Wherever would we be without George? by Ian Small

Ian SmallThe media often highlights bad care practice both in the Community and Residential care. There are many great carers out there who we never hear about. Probably keeping people alive but getting poor wages and conditions. I suspect there are some bad care agencies. Let me tell you the story of George (not his real name) who was my father’s last carer at home.

Dad suffers from Vascular Dementia, Arthritis, Diabetes and other conditions. He is 89, very frail and confused and now in a nursing home. I cared alone for him for three years until July 2012 when he went into hospital. As his health, and mine, was deteriorating we were awarded two half hour sessions of domestic care every day. Firstly we had Mandy – excellent – nothing was too much for her but she moved to another job in October 2012. Then we got George.

George was himself 67 (older than me) and had a background in care homes previously. Basically, he needed the work as unlike me and Dad did not have the benefit of an occupational pension. From the beginning of November until April when Dad went into care, George visited us twice (and eventually three times) a day to attend to Dad’s basic needs. This was every day, seven days a week including Christmas, New Year and Easter without a single day off.

He never complained about Dad’s incontinence and increasingly erratic and aggressive behaviour. He was able to convince Dad it was time to get up or go to bed as the case may be and get him cleaned and dressed. Not easy as our bathroom was not wheelchair accessible and we had to use a bowl of water in the bedroom.
George never said so in so many words but I know he was frightened of losing his job if he didn’t do what he was told. At 67 it would not have been easy to find another. He was having more and more calls placed on him and asked to cover other carers and, as I said did not have one single day off in all that time. It may seem hard to believe but it’s absolutely true.

If ever there was a case of a worker being undervalued and taken advantage of it was that. There must be tighter regulation of the Management of Care Agencies. Who can really blame carers who give poor service when they are poorly paid, poorly trained and badly managed? Carers, like cleaners have direct impact on the health and wellbeing of those they care for and this should be reflected in the wages they are paid and the support and training they receive. People should not have to endure zero hours contracts and work in constant fear of dismissal.

Eventually Dad went into hospital and then into a Nursing Home. I must say that place seems excellent and has won awards. Then again it is run by a large, well known company and they have the money and a reputation to maintain.

Ian Small can be found via Twitter: @IanSmall4

Care to Share Magazine volume 1 issue 1


7 thoughts on “Wherever would we be without George? by Ian Small

  1. Hi Ian,

    Thankyou so much for writing this.

    One of the reasons I decided to start Care To Share Magazine in the first place was to try to provide an opportunity to ‘put the other side’. So many people are keen to highlight only the bad in social care and ignore the majority of hard-working and often very poorly treated staff.

    Your article makes a point that George presumably wouldn’t have been able to make for himself. The vulnerability of those on zero-hours contracts is a very effective gag that stops them asserting their rights.

    It’s good to know that things have got better fro both you and your Dad since he entered the nursing home. I hope George will find himself a position with an employer more worthy of his obvious dedication and compassion.

    Thanks for telling your story.



    • I remember having a zero hours contract as a young man (we called ourselves ‘casual’ staff in those days). All was fine until I disagreed with a manager on something not at all related to work. Instantly the work stopped coming in.

      It annoys me greatly that so many people seem to think these zero hours contracts are on a par with genuine employment. People like George deserve much better.
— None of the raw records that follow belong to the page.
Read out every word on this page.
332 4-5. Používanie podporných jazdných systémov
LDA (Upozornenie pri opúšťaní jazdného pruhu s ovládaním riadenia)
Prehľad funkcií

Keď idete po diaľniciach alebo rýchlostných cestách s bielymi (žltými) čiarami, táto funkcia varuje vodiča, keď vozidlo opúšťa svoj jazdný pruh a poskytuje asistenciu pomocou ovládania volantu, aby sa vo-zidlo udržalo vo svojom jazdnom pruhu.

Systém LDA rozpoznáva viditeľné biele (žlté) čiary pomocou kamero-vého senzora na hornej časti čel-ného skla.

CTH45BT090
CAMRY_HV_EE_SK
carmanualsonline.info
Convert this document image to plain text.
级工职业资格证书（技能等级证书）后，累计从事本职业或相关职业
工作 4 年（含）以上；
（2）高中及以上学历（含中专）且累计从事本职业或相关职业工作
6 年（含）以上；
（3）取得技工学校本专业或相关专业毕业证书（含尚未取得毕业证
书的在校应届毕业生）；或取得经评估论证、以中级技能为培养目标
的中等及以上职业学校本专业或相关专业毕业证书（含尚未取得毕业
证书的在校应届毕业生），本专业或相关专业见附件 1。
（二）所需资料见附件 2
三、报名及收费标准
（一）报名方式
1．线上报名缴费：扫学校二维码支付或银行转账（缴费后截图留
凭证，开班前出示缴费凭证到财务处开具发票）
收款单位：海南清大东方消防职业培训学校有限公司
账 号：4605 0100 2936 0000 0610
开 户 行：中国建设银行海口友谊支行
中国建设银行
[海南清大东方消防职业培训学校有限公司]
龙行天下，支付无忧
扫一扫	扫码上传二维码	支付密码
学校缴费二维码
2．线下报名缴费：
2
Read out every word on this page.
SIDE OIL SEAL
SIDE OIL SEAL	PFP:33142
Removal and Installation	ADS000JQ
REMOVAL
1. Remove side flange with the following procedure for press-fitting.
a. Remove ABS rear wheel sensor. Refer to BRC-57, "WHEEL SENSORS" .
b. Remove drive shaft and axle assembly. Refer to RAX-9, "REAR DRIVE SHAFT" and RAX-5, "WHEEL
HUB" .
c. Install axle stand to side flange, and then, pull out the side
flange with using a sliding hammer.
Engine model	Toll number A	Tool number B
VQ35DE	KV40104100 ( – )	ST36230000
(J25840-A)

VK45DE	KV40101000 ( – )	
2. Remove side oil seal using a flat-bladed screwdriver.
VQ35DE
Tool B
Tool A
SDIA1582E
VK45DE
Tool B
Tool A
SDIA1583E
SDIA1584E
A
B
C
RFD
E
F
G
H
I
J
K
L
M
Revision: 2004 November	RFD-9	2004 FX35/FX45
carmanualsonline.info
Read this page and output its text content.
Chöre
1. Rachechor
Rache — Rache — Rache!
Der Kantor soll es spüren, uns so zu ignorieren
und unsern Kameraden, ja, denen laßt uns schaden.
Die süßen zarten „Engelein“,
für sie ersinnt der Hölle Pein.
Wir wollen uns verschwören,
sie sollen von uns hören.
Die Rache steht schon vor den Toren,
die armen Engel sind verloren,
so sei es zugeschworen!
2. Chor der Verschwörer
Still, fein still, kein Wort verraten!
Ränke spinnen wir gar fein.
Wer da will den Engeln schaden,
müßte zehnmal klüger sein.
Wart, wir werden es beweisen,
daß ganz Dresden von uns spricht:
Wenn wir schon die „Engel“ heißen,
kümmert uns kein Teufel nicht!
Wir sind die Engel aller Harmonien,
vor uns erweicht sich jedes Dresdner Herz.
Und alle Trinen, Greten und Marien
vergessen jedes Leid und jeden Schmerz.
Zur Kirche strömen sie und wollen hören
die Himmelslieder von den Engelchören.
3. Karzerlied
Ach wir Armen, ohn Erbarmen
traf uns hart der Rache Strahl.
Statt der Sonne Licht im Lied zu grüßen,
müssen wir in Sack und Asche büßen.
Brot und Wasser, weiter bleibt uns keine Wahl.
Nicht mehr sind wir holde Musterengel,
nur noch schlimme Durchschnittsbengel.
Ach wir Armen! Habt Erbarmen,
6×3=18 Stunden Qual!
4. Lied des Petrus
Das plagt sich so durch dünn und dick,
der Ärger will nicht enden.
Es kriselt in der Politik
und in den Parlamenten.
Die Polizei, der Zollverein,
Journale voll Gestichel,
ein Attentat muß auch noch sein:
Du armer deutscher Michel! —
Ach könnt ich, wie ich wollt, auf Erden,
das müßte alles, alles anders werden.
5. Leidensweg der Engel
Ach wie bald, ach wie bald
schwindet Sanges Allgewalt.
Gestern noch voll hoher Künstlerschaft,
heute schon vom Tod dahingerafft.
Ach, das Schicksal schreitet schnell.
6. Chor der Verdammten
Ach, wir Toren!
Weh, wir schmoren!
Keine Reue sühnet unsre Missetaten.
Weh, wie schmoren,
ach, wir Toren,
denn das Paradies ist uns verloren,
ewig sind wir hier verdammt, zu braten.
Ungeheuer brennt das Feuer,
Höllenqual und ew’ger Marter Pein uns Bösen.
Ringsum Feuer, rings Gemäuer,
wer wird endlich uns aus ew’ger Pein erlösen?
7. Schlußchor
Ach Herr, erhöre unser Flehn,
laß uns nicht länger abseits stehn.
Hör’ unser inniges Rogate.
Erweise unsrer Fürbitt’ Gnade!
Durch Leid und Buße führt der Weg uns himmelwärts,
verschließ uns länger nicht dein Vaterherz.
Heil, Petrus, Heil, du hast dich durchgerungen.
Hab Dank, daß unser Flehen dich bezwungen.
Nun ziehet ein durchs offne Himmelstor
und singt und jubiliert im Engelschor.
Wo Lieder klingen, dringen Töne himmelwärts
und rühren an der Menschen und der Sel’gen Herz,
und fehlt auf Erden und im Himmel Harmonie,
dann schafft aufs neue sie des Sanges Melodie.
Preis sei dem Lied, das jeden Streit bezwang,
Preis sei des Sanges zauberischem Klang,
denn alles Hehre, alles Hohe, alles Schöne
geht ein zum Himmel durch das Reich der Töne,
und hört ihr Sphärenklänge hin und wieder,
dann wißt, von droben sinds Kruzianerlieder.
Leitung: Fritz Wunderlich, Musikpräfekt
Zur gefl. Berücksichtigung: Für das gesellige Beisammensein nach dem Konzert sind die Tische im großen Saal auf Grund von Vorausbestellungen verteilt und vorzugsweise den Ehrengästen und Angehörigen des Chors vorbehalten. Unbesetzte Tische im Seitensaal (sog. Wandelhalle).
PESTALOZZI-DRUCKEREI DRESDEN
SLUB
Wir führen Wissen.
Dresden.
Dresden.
  2. I identify so strongly with this story and indeed have submitted a similar point on other blog sites. it is so good that Ian has written such a clear and succinct piece and as you say Stuart George deserves much better – much like my own care Philip who comes to see me of a morning most days inthe week.

    • It should be a source of national shame that these stories are so common. The fact that it isn’t should also be a source of national shame.

  3. This is a great article and really highlights the plight of underpaid, undervalued workers in the care sector at the moment. I would just like to highlight though the importance of the distinction between a carer (someone, usually a friend or family member) who cares for someone in an unpaid capacity, and a care-worker (who usually doesn’t know the cared-for person) who is paid for this work.

    I think this is an important distinction for both groups; carers because it is so important that it is recognised by, for example, officials in statutory services, that they are unpaid and care-workers because in this recognition there is the implicit acknowledgement of their acting in a professional capacity.